Bu şehirlerin birer cazibe merkezi haline dönüştürülmesi şart. Cazibe merkezi dediğimizde şimdiye kadar cazibe merkezinden anlaşılan AVM merkezli şehirleri kastetmiyorum elbette. Şehirler yeniden oluşturulurken geçmiş hafızaya yardımcı olması açısından mutlaka şehir planlamacılarıyla çalışmak, uluslararası mimari yarışmalara şehirlerimizin mimarisini açmak lazım. Tek başına TOKİ eliyle yapılacak bir durumun çok uzağındayız.



İstanbul bir sonraki depremin merkezi ve muhtemelen bir sonraki en büyük can kaybının yaşanacağı şehir iken devletin en önemli kurumlarını İstanbul’a taşımaya ve nüfusu 16 milyona yaklaşan2 hatta aşan şehri daha da yaşanmaz hale getirmeye çalışıyoruz. Önemli devlet kurumları yeniden kurulacak şehirlerimize taşınarak bu şehirlerdeki ekonomik ve sosyal hayat yeniden canlandırılabilir.



Depremin yaşandığı şehirlerimiz Türkiye’nin ihracatında en önemli kalemlerden biri olan tekstil sektörünün3 temel girdilerini de sağlayan bir bölge. Ayrıca çelik sektörü için de büyük önem arz eden çok sayıda fabrika depremden etkilenen şehirlerimizde bulunuyor. Bir kesimi dünya ölçeğinde üretim gösteriyor. Bu fabrikaların durumunun ne olduğunu henüz bilemiyoruz. Hiç hasar almamış bile olsalar hayatını kaybeden vatandaşlarımızın çokluğu nedeniyle aynı kapasitelerde üretimi sürdürmeleri çok gerçekçi gözükmüyor. Muhtemel bir dış göçle birlikte bu fabrikalar atıl hale gelebilir. O nedenle bölge insanını bölgede tutmaktan öte bu bölgelere doğru yönelecek nitelikli iş gücünü artıracak projelere de ihtiyaç var.

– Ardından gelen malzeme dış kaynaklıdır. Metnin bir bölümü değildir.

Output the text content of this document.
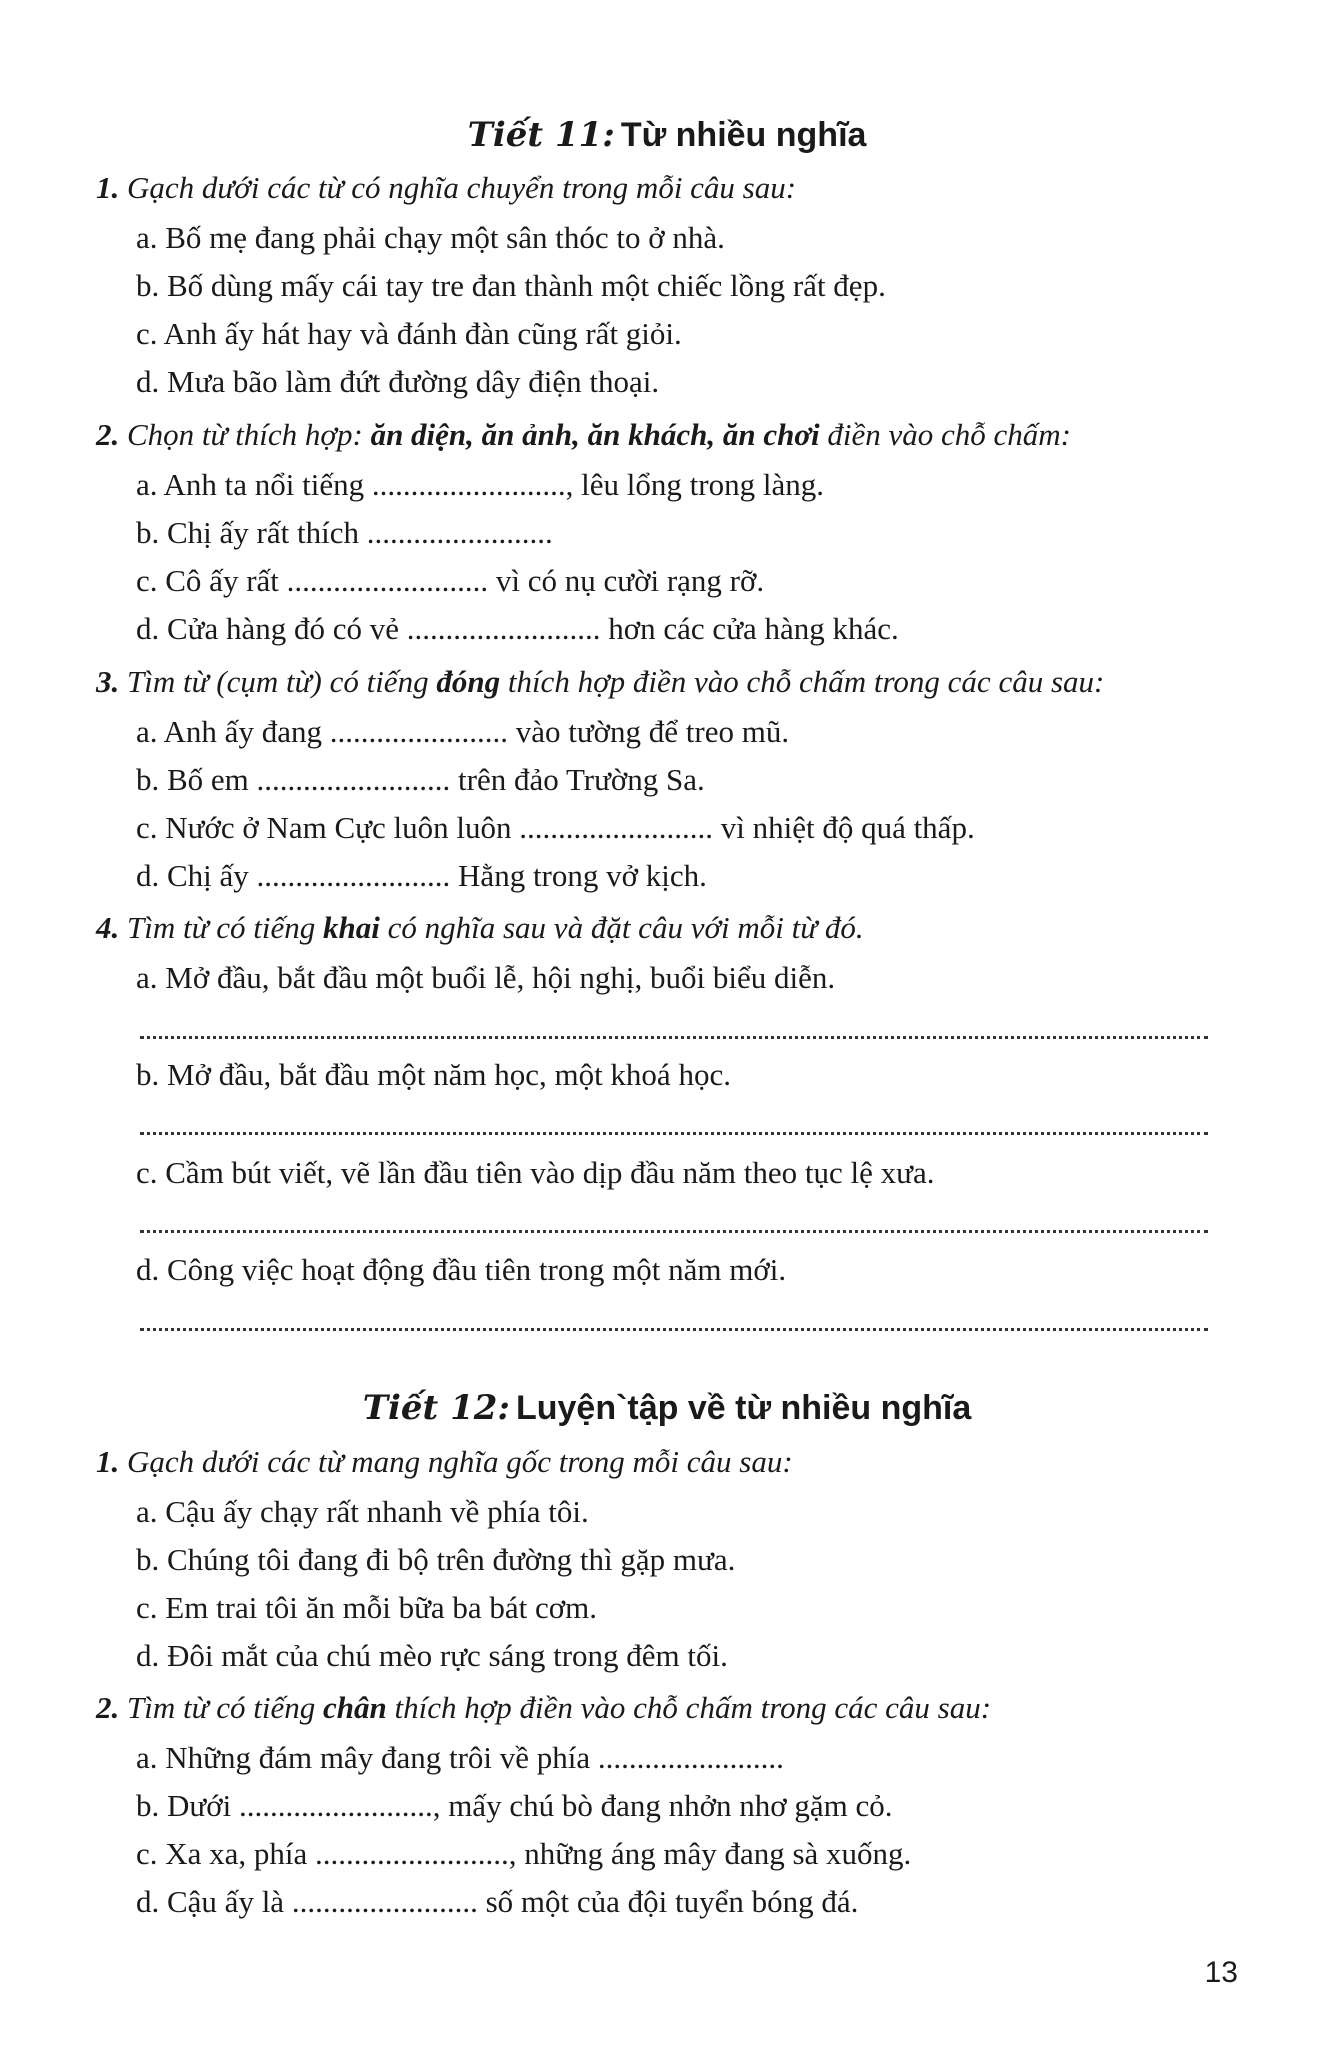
Tiết 11: Từ nhiều nghĩa
1. Gạch dưới các từ có nghĩa chuyển trong mỗi câu sau:
a. Bố mẹ đang phải chạy một sân thóc to ở nhà.
b. Bố dùng mấy cái tay tre đan thành một chiếc lồng rất đẹp.
c. Anh ấy hát hay và đánh đàn cũng rất giỏi.
d. Mưa bão làm đứt đường dây điện thoại.
2. Chọn từ thích hợp: ăn diện, ăn ảnh, ăn khách, ăn chơi điền vào chỗ chấm:
a. Anh ta nổi tiếng ........................., lêu lổng trong làng.
b. Chị ấy rất thích ........................
c. Cô ấy rất .......................... vì có nụ cười rạng rỡ.
d. Cửa hàng đó có vẻ ......................... hơn các cửa hàng khác.
3. Tìm từ (cụm từ) có tiếng đóng thích hợp điền vào chỗ chấm trong các câu sau:
a. Anh ấy đang ....................... vào tường để treo mũ.
b. Bố em ......................... trên đảo Trường Sa.
c. Nước ở Nam Cực luôn luôn ......................... vì nhiệt độ quá thấp.
d. Chị ấy ......................... Hằng trong vở kịch.
4. Tìm từ có tiếng khai có nghĩa sau và đặt câu với mỗi từ đó.
a. Mở đầu, bắt đầu một buổi lễ, hội nghị, buổi biểu diễn.
b. Mở đầu, bắt đầu một năm học, một khoá học.
c. Cầm bút viết, vẽ lần đầu tiên vào dịp đầu năm theo tục lệ xưa.
d. Công việc hoạt động đầu tiên trong một năm mới.
Tiết 12: Luyện`tập về từ nhiều nghĩa
1. Gạch dưới các từ mang nghĩa gốc trong mỗi câu sau:
a. Cậu ấy chạy rất nhanh về phía tôi.
b. Chúng tôi đang đi bộ trên đường thì gặp mưa.
c. Em trai tôi ăn mỗi bữa ba bát cơm.
d. Đôi mắt của chú mèo rực sáng trong đêm tối.
2. Tìm từ có tiếng chân thích hợp điền vào chỗ chấm trong các câu sau:
a. Những đám mây đang trôi về phía ........................
b. Dưới ........................., mấy chú bò đang nhởn nhơ gặm cỏ.
c. Xa xa, phía ........................., những áng mây đang sà xuống.
d. Cậu ấy là ........................ số một của đội tuyển bóng đá.
13
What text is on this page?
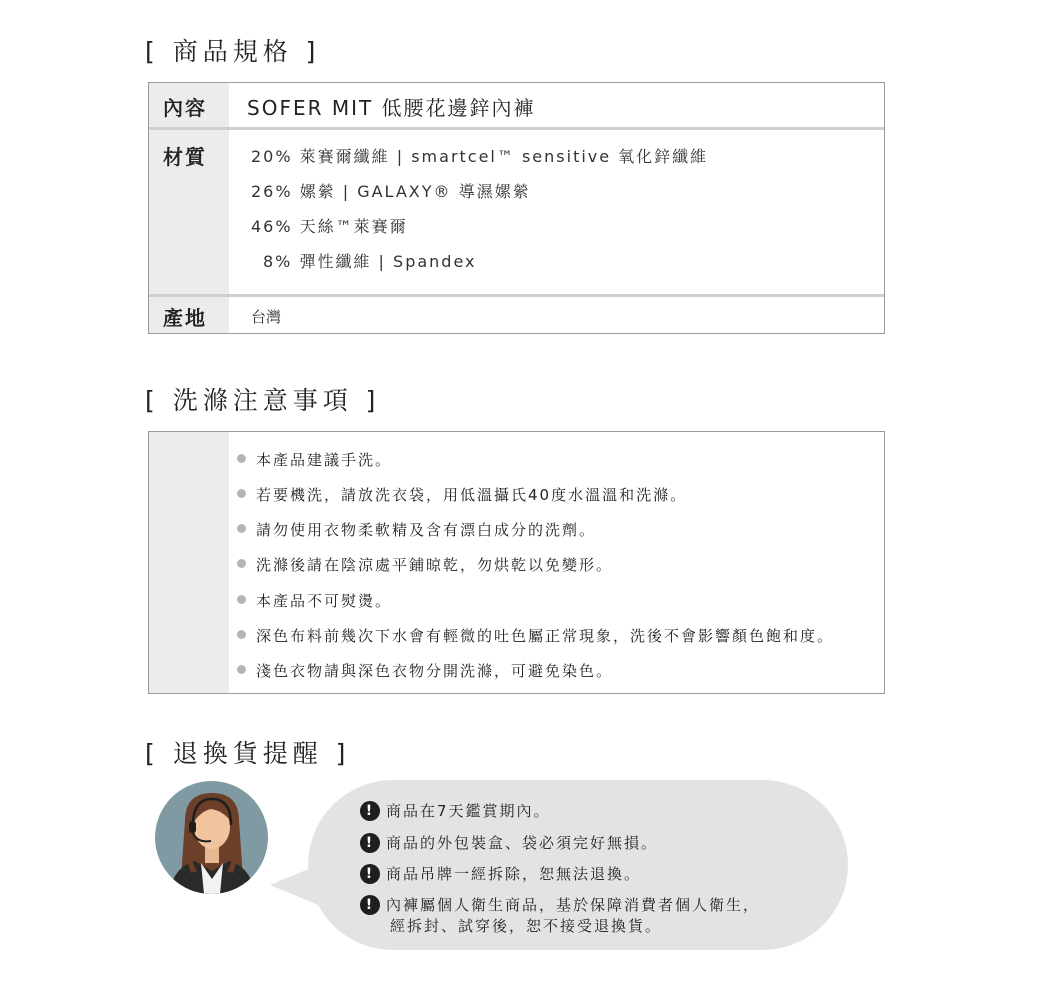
[ 商品規格 ]
內容 SOFER MIT 低腰花邊鋅內褲
材質	20% 萊賽爾纖維 | smartcel™ sensitive 氧化鋅纖維
26% 嫘縈 | GALAXY® 導濕嫘縈
46% 天絲™萊賽爾
8% 彈性纖維 | Spandex
產地	台灣
[ 洗滌注意事項 ]
本產品建議手洗。
若要機洗，請放洗衣袋，用低溫攝氏40度水溫溫和洗滌。
請勿使用衣物柔軟精及含有漂白成分的洗劑。
洗滌後請在陰涼處平鋪晾乾，勿烘乾以免變形。
本產品不可熨燙。
深色布料前幾次下水會有輕微的吐色屬正常現象，洗後不會影響顏色飽和度。
淺色衣物請與深色衣物分開洗滌，可避免染色。
[ 退換貨提醒 ]
! 商品在7天鑑賞期內。
! 商品的外包裝盒、袋必須完好無損。
! 商品吊牌一經拆除，恕無法退換。
! 內褲屬個人衛生商品，基於保障消費者個人衛生，
經拆封、試穿後，恕不接受退換貨。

Olayın çok sıcak olması, yaşanan kayıpların büyüklüğü ve travma nedeniyle kısa zamanda geniş kapsamlı bir proje oluşturmayı beklemek insani de değil. Fakat olayı sadece konut yapma boyutuyla düşünmemek gerekiyor. Yer bilimcilerin söylediğine göre bu şekilde bir felaketin bir daha çok uzun yıllar bu bölgede yaşanması mümkün değil. Bahsedilen süreler 300-500 yıl. O nedenle belki de bundan sonrası için yıkım yaşanan iller Türkiye’nin geri kalan yerlerine göre çok daha güvenli olabilir.



Bölgenin ağır kayıp yaşayan şehirlerinin her biri ayrı bir alanda uzman şehirler haline dönüştürülebilir. Bu alanlar sağlık, lojistik merkez, finans vb. gibi alanlar olabilir. Bütün bunlar yapılırken önümüzdeki en büyük engel yıllardır duymaya alıştığımız “Senden öğrenecek değiliz!” yaklaşımı olacaktır. Tam tersine hepimizin herkesten öğrenecek bir şeyi mutlaka var. Sorunun çözümüne mutlaka ortak akıl ve liyakat ile yaklaşmamız gerekiyor.